I hereby propose it for deletion from the test-suite.

Diff Detail

Repository: rL LLVM

Event Timeline

MatzeB updated this revision to Diff 61490.Jun 21 2016, 7:27 PM

MatzeB retitled this revision from to test-suite: Remove lemon benchmark.

MatzeB updated this object.

MatzeB added reviewers: rengolin, cmatthews, kristof.beyls.

MatzeB set the repository for this revision to rL LLVM.

MatzeB added a subscriber: llvm-commits.

Herald added a subscriber: mcrosier. · View Herald TranscriptJun 21 2016, 7:27 PM

Thanks for the analysis!

Interestingly, on the systems I look at most often (linux AArch64 and AArch32), I don't see lemon produce too much noise.
Anyway, with your analysis, it's clear that lemon doesn't really test quality of compiler code generation, so I agree not to run it as a benchmark.

However, it may still make sense to keep this in the test-suite as a correctness test, in which case it should be just listed under "if(NOT TEST_SUITE_BENCHMARKING_ONLY)"?

Thanks,

Kristof

In D21593#464278, @kristof.beyls wrote:

Thanks for the analysis!

Interestingly, on the systems I look at most often (linux AArch64 and AArch32), I don't see lemon produce too much noise.
Anyway, with your analysis, it's clear that lemon doesn't really test quality of compiler code generation, so I agree not to run it as a benchmark.

Forking is a more heavy weight operation on Darwin.

However, it may still make sense to keep this in the test-suite as a correctness test, in which case it should be just listed under "if(NOT TEST_SUITE_BENCHMARKING_ONLY)"?

Since lemon is a parser, maybe it is okay to totally remove since we have some other benchmarks that represent that class of programs?

The runtime is sub-second everywhere where I looked, so I think it is fine to keep it in if we think there is any chance that it would detect a miscompile.

Thanks,

Kristof

Also, just for reference: on our test machines I checked today, the noise on lemon is ~2% on arm and 3.5% on x86_64. Not near the worst offender in terms of noise.

However, it may still make sense to keep this in the test-suite as a correctness test, in which case it should be just listed under "if(NOT TEST_SUITE_BENCHMARKING_ONLY)"?

Since lemon is a parser, maybe it is okay to totally remove since we have some other benchmarks that represent that class of programs?

The runtime is sub-second everywhere where I looked, so I think it is fine to keep it in if we think there is any chance that it would detect a miscompile.

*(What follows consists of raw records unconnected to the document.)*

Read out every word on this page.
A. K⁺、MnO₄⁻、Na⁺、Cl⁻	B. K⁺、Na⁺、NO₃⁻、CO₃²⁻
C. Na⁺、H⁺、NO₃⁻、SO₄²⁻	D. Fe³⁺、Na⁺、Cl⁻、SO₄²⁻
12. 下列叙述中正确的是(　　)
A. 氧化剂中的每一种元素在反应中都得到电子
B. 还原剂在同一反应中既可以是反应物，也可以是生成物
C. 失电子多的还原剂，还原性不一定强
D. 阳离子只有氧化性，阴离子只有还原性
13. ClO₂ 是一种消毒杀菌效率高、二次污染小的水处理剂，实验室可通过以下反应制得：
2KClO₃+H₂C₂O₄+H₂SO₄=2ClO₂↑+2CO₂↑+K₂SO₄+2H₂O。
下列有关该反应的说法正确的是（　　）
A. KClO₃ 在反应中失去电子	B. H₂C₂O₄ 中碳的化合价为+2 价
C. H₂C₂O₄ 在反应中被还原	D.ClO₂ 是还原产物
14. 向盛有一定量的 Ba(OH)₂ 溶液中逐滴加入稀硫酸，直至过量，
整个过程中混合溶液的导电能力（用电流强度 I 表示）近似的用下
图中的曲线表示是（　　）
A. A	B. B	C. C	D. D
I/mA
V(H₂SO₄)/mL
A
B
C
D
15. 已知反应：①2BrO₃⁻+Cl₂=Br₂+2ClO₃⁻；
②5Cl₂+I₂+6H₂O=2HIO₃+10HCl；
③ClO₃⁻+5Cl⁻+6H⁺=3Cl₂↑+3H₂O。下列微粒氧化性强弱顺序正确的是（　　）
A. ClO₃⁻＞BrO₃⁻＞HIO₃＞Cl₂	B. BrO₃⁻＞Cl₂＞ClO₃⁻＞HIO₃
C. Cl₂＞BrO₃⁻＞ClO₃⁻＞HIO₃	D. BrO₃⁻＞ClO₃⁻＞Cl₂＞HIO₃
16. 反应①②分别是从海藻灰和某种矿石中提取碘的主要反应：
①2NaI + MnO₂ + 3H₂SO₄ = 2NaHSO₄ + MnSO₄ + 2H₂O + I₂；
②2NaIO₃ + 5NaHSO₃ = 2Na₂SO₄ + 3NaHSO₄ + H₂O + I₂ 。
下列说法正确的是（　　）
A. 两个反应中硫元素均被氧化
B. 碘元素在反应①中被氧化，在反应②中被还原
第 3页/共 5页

Right. I don't have a strong opinion on whether to keep this in non-benchmarking mode only, or to remove the test altogether.
Both options are fine for me.

LGTM.

lemon is mostly stable for me as well, but from time to time it has huge outliers (just speculating but maybe iOS throttles too much forking in some circumstances and that benchmark is at the edge of such throttling...)

Matthias

Maybe deletion from the benchmark set instead of at all?

Since this is a compiler test, we should remove any OS related noise (forks, etc) and reduce the printf need by accumulating the results and only printing at the end.

I've done a lot of those small things in the past and they work well with the test-suite.

cheers,
--renato

Given the mixed feedback I will only remove lemon from the BENCHMARKING_ONLY set.

Closed by commit rL273530: Remove lemon from BENCHMARKING_ONLY set. (authored by matze). · Explain WhyJun 22 2016, 8:14 PM

This revision was automatically updated to reflect the committed changes.

Thanks Matthias,

I've created https://llvm.org/bugs/show_bug.cgi?id=28279 to make sure we don't forget. I really don't think we should have that kind of test in the test-suite anyway.

cheers,
--renato

Revision Contents

Path

Size

test-suite/

trunk/

MultiSource/

Applications/

Makefile

1 line

lemon/

CMakeLists.txt

16 lines

Diff 61637

test-suite/trunk/MultiSource/Applications/Makefile

	Show All 39 Lines
	# XCore does not support fork().			# XCore does not support fork().
	# lemon removed pending general method for running tests multiple times.			# lemon removed pending general method for running tests multiple times.
	PARALLEL_DIRS := $(filter-out lemon, $(PARALLEL_DIRS))			PARALLEL_DIRS := $(filter-out lemon, $(PARALLEL_DIRS))
	endif			endif

	ifdef BENCHMARKING_ONLY			ifdef BENCHMARKING_ONLY
	PARALLEL_DIRS := $(filter-out Burg, $(PARALLEL_DIRS))			PARALLEL_DIRS := $(filter-out Burg, $(PARALLEL_DIRS))
	PARALLEL_DIRS := $(filter-out treecc, $(PARALLEL_DIRS))			PARALLEL_DIRS := $(filter-out treecc, $(PARALLEL_DIRS))
				PARALLEL_DIRS := $(filter-out lemon, $(PARALLEL_DIRS))
	endif			endif

	include $(LEVEL)/Makefile.programs			include $(LEVEL)/Makefile.programs

test-suite/trunk/MultiSource/Applications/lemon/CMakeLists.txt

				if(NOT TEST_SUITE_BENCHMARKING_ONLY)
	set(Source lemon.c)			set(Source lemon.c)
	set(PROG lemon)			set(PROG lemon)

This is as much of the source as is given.